L' altro episodio, appena un mese fa. «A riferirlo un altro 14enne, che ha un fratello minore, coetaneo del bambino che è morto. Il più piccolo gli ha detto di essere stato contattato da Jonathan Galindo per sapere come comportarsi. Sempre su Instagram». Risposta? «Di lasciare stare, di non perdere tempo con queste sciocchezze... Altro che sciocchezze» aggiunge la mamma, che non può avere la certezza che dietro lo schermo ci sia la stessa persona, sempre che le indagini confermino quanto in base ai primi messaggi esaminati dopo la caduta nel vuoto.
«Ma quello che manca - ribadisce - è la concezione del pericolo tra i nostri ragazzi che non hanno pensato di dirlo». Ora suo figlio ha paura: «Non vuole andare nemmeno in bagno da solo. Sa tutto: ho preferito affrontare io l' argomento al posto di altri anche se inizialmente con altre mamme avevo concordato di parlare solo di un incidente. Gli ho mostrato i profili fake e ho detto che, fisicamente, nessuno ha quelle sembianze mostruose. Ma il tormento virtuale sarebbe più reale, ovvero diffuso, anche di quanto dicono gli stessi genitori fuori scuola».

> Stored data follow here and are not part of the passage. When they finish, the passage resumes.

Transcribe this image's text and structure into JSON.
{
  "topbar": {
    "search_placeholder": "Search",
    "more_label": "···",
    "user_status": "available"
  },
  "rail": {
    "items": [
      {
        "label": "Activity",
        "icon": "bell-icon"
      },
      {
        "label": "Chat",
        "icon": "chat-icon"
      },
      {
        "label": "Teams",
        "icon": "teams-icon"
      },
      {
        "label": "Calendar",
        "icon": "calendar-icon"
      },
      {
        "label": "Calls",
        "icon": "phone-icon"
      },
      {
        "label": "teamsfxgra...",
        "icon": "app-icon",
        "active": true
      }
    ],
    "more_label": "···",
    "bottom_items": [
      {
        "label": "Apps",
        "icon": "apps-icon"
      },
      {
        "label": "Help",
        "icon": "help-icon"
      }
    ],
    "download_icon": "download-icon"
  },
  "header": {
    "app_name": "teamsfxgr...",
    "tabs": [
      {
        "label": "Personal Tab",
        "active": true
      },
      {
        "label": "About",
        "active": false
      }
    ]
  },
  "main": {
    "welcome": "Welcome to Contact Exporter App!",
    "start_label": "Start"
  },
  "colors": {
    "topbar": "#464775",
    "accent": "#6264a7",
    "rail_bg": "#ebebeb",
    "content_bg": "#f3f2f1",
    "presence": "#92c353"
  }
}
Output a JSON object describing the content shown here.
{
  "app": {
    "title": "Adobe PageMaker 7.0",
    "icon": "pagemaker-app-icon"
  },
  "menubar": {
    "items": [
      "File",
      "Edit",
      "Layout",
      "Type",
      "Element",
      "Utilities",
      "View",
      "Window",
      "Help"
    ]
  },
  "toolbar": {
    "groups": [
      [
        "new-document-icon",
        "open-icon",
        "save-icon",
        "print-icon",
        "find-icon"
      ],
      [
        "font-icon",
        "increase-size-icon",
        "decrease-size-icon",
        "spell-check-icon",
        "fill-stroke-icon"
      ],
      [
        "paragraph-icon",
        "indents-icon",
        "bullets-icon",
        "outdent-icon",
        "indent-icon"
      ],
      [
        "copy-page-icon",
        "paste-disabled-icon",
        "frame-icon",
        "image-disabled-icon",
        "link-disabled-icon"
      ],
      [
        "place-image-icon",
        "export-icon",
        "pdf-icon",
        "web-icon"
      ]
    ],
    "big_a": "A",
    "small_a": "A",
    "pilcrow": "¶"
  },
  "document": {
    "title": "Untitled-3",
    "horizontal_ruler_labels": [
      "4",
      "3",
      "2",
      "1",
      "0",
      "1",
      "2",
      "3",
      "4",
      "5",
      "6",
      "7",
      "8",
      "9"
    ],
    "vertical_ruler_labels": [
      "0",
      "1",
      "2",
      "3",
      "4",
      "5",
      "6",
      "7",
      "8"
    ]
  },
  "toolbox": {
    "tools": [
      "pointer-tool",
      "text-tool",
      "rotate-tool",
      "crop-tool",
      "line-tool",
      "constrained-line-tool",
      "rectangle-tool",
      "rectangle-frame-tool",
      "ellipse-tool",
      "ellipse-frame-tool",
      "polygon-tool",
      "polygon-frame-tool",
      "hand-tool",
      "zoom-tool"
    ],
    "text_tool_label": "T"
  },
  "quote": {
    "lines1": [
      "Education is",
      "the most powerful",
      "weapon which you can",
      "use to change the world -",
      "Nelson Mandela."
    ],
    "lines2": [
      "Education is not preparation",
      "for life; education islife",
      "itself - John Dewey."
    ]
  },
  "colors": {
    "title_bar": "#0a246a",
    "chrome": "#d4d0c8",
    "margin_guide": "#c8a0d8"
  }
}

Il motivo? «Il timore di essere tacciati come inadeguati. Per non aver vietato i social o controllato abbastanza. Ma una madre e un padre non possono fare più di tanto. Più di quello che in questo caso hanno fatto».
GLI ACCORGIMENTI Quasi tutti cercano di adottare gli stessi accorgimenti: limitare gli account, perché siano solo privati e mai pubblici, escludere funzioni. «Io controllo lo smartphone di mia figlia, ho la sua password, perché a questa età la privacy non può esistere. Lo faccio davanti a lei. Ma internet è una porta di casa, purtroppo aperta, la sera: può entrare chiunque».
«Ma si può fare una cosa del genere?» Incredulità e ingenuità. Tenerezza e terrore. «Mio figlio in mattinata è tornato in classe, dopo il lutto: l' insegnante è stata brava, li ha fatti sfogare. Ma tanti suoi amichetti prima di vivere tutto questo mi hanno detto che avrebbero fatto lo stesso. Sarebbero scappati anche loro, spingendosi giù...»
Adesso non resta che il dolore. Muto, nella notte più buia: «La famiglia comprende il difficile lavoro di tutti gli organi di comunicazione ma, in questo momento di grande dolore, chiede un rispettoso silenzio», è l' appello alla riservatezza rivolto tramite gli avvocati Maurizio Sica e Lucilla Longone, che stanno assistendo la coppia di stimati professionisti napoletani travolti dal dolore. Sabato i funerali.